'When the horses are all gone'
Part of larger body of work Cowgirls are Forever. This photographic series, and performance work explore a future where cowgirls no longer ride horses and instead work to pollinate abandoned flowers.
‘I’m a cowgirl because… I like to run
I’m a cowgirl because… I like to breathe deeply
I’m a cowgirl because… I like to be outside all day, I don’t mind being in the sun, or the rain, or the wind
I’m a cowgirl because… I don’t like to be held down, I like to pack lightly, I like to walk everywhere or ride if I can.’
Who will pollinate the plants when the bees and moths have left? How can we listen better to the trees? Who will breathe for us when the air is too thick for our lungs? We are all eating and being eaten.
Pollinators have declined at rates of 25-60% over the past 20 years (conservative estimates) if our current rates of species loss continues, there will be a time in our not too distant future when our systems for agricultural food production will collapse. In this work I wanted to explore the plants that might be forgotten in technological solutionism by looking at the future of pollination for non-agricultural plants and plants that humans don’t have a direct use for.
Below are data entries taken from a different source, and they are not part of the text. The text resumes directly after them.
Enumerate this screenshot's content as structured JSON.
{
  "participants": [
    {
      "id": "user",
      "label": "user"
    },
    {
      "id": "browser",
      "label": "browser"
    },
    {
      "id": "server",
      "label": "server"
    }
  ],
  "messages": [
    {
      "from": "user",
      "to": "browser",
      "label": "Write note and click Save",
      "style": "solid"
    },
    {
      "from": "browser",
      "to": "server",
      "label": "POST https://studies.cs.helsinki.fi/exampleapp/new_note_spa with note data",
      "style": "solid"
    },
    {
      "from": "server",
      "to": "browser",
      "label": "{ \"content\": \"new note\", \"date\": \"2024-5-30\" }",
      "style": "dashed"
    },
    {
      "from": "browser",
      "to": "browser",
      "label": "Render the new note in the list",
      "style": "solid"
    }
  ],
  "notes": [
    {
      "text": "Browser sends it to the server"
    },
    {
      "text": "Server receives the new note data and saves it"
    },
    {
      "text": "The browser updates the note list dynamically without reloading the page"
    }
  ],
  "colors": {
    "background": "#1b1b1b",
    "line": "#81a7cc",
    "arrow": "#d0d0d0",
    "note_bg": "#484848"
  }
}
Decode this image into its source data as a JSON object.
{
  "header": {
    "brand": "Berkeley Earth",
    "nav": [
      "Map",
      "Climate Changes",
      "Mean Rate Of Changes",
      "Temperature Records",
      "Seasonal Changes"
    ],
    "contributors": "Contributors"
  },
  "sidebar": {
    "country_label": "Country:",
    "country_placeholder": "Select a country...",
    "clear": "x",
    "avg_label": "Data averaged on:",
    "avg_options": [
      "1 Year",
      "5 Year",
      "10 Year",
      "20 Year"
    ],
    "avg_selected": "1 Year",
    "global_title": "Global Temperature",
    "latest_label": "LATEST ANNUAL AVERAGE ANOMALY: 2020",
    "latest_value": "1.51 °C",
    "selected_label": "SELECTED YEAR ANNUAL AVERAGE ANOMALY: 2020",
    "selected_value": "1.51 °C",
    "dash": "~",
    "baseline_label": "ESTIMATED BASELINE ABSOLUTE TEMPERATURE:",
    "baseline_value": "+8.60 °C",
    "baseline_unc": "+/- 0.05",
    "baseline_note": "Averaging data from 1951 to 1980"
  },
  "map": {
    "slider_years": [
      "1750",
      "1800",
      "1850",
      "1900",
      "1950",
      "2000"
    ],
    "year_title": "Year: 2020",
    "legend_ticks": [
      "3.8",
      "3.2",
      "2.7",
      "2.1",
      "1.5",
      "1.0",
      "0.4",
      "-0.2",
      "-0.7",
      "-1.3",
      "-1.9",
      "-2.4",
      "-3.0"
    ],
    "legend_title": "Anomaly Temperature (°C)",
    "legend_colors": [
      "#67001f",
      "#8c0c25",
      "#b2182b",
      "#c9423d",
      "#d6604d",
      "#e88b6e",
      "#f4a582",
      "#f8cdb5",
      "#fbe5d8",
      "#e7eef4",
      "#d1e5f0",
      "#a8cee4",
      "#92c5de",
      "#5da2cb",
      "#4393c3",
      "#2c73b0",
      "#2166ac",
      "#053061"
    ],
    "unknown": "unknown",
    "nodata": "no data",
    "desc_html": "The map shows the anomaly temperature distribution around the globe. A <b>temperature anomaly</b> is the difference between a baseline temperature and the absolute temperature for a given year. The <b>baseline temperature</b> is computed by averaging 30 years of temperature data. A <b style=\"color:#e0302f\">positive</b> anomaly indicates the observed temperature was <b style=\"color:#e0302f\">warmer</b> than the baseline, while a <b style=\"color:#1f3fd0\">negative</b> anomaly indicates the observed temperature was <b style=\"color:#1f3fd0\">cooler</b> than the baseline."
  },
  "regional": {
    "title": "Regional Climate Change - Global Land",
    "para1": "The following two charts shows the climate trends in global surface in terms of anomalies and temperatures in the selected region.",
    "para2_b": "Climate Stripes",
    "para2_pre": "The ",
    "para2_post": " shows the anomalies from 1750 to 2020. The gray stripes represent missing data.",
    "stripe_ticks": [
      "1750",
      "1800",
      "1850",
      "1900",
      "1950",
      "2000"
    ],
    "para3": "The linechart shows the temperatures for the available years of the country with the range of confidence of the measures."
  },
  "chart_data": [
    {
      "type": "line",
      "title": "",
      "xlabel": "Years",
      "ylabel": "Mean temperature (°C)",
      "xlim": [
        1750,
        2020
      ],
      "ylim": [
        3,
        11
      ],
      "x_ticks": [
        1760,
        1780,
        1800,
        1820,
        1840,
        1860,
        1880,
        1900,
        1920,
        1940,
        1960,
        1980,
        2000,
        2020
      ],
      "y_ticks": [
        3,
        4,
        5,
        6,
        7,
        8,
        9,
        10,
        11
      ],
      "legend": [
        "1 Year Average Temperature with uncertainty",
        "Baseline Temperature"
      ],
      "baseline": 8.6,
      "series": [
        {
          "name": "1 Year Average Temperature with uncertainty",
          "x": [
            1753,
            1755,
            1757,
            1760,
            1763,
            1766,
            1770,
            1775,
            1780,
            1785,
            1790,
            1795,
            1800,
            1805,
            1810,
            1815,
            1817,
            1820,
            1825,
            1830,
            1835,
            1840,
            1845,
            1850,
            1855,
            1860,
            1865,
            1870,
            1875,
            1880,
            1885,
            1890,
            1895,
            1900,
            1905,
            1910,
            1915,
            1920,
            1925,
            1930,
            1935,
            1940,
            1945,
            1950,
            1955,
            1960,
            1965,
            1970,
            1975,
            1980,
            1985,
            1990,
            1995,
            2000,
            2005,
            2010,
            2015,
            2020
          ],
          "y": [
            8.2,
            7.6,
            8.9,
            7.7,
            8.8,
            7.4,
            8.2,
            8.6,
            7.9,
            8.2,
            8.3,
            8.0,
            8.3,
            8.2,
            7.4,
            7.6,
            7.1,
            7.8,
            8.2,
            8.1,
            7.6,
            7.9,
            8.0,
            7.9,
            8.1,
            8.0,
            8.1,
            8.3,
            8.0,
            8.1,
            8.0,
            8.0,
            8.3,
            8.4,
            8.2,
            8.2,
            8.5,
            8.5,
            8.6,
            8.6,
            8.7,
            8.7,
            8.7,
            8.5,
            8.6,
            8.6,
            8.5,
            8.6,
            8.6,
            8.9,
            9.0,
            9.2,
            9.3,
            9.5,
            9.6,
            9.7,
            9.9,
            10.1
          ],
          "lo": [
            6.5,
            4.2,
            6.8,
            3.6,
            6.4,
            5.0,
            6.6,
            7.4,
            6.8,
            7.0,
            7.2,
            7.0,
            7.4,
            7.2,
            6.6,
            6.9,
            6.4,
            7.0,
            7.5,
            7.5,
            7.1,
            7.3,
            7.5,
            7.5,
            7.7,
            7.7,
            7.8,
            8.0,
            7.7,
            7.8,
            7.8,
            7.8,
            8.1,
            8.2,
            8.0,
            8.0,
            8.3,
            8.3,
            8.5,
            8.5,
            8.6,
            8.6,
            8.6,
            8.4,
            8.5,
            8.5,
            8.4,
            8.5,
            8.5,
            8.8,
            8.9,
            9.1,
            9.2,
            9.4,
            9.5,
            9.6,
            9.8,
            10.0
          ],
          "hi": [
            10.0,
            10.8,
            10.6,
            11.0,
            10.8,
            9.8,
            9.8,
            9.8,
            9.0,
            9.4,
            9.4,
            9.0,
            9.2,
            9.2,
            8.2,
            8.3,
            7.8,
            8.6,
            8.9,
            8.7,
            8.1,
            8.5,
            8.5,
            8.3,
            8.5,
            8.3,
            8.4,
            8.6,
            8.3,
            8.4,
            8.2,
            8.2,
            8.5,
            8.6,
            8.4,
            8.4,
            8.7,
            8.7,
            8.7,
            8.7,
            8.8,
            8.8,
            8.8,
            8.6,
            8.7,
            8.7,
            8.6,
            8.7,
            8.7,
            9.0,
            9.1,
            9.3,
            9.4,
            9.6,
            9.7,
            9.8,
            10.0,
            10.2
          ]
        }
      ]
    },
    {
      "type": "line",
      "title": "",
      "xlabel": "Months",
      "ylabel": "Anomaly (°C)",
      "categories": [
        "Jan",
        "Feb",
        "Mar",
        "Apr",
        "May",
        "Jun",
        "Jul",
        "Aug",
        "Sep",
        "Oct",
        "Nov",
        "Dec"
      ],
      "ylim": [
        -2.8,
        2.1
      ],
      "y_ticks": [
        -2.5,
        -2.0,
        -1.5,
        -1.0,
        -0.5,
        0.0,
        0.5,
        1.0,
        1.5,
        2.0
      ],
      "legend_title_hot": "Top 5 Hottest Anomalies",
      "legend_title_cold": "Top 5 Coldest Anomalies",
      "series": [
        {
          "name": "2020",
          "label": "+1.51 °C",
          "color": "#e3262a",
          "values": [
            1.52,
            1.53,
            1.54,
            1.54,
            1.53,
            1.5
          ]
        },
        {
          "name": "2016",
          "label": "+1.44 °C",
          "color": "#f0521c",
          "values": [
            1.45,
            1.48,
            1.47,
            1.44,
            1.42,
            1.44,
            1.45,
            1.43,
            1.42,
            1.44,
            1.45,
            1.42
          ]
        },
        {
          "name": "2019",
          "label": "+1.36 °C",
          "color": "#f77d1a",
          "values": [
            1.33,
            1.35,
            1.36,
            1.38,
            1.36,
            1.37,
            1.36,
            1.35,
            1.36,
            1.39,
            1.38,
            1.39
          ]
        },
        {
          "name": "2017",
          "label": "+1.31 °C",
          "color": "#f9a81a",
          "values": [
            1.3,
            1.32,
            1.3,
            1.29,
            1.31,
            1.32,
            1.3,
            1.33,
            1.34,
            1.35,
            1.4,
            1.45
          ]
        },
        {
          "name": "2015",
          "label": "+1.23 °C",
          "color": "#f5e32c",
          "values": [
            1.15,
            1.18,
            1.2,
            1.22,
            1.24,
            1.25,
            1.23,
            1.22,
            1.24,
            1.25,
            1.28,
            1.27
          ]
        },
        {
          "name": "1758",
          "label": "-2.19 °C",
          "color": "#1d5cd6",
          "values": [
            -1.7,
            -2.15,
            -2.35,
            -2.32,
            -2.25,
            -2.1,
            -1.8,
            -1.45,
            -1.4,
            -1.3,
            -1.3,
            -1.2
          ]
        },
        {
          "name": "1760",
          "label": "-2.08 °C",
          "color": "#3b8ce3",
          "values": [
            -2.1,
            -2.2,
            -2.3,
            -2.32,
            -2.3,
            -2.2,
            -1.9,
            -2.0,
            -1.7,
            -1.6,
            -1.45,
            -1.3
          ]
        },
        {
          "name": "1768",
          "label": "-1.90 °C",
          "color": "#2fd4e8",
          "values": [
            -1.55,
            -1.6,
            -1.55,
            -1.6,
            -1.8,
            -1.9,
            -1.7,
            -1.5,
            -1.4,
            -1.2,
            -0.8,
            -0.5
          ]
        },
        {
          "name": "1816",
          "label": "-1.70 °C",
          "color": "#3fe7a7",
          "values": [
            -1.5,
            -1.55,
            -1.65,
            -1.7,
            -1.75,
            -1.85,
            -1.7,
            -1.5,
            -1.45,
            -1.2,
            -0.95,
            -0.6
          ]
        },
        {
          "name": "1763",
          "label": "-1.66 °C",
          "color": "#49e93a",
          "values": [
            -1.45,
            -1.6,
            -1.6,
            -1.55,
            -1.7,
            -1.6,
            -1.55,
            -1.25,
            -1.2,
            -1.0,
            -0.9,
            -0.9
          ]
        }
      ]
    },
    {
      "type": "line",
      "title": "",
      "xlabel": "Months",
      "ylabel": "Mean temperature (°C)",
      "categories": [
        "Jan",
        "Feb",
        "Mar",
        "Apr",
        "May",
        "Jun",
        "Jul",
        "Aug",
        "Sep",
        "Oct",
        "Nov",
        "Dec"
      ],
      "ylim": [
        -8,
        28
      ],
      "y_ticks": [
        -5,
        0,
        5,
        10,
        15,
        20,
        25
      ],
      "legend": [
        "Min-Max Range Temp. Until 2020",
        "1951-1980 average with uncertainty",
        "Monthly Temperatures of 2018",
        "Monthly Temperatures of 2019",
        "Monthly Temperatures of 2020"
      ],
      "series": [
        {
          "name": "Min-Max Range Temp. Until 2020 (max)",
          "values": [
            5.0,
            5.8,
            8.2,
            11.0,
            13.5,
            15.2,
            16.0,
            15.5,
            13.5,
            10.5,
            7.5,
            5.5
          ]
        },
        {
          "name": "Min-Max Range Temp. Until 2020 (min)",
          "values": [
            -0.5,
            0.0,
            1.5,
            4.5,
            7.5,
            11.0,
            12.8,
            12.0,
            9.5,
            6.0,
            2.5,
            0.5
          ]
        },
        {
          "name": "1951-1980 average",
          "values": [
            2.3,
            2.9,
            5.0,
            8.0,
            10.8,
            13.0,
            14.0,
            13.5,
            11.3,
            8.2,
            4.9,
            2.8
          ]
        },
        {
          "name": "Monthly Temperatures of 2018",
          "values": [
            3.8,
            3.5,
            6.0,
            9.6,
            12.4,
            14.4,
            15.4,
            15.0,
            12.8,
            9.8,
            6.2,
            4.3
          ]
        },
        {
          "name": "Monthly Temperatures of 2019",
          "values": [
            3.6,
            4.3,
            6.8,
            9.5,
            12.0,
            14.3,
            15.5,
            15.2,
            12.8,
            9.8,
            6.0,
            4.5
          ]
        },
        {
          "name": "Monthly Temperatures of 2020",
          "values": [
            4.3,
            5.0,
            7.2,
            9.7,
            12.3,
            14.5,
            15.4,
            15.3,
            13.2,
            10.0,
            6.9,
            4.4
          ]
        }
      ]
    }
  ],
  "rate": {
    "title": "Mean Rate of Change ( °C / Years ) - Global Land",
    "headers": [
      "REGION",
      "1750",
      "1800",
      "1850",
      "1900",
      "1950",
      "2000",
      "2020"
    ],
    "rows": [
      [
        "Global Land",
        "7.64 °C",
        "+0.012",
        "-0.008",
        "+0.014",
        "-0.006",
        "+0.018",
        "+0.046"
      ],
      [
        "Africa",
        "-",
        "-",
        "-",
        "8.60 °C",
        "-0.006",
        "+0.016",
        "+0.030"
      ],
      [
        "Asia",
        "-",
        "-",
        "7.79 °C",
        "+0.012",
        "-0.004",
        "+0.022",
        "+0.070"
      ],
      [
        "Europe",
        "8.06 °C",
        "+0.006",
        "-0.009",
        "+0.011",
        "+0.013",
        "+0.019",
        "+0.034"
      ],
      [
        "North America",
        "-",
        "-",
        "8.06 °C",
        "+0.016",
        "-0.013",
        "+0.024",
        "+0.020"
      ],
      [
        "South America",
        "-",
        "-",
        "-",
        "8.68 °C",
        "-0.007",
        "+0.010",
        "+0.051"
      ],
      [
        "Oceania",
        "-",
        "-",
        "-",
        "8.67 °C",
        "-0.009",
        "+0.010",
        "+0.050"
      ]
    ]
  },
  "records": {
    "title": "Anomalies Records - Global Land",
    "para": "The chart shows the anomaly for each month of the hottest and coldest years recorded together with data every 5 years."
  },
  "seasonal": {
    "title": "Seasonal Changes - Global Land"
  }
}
The project speculates a future where the populations of pollinators have decreased to a level in which they are not able to maintain the pollination responsibilities for the earth. The "cowgirl" is an embodiment of possible multispecies support for the pollinators – she becomes a human pollinator.
The future cowgirl sub contracts for the 'Bureau of Mutualisms', in her role she works with the flowers to support their reproduction, while the bees, moths, butterflies, ladybugs etc are being repopulated by the Bureau of Mutualisms a future lab working specifically on the question of symbiotic and mutualistic relations.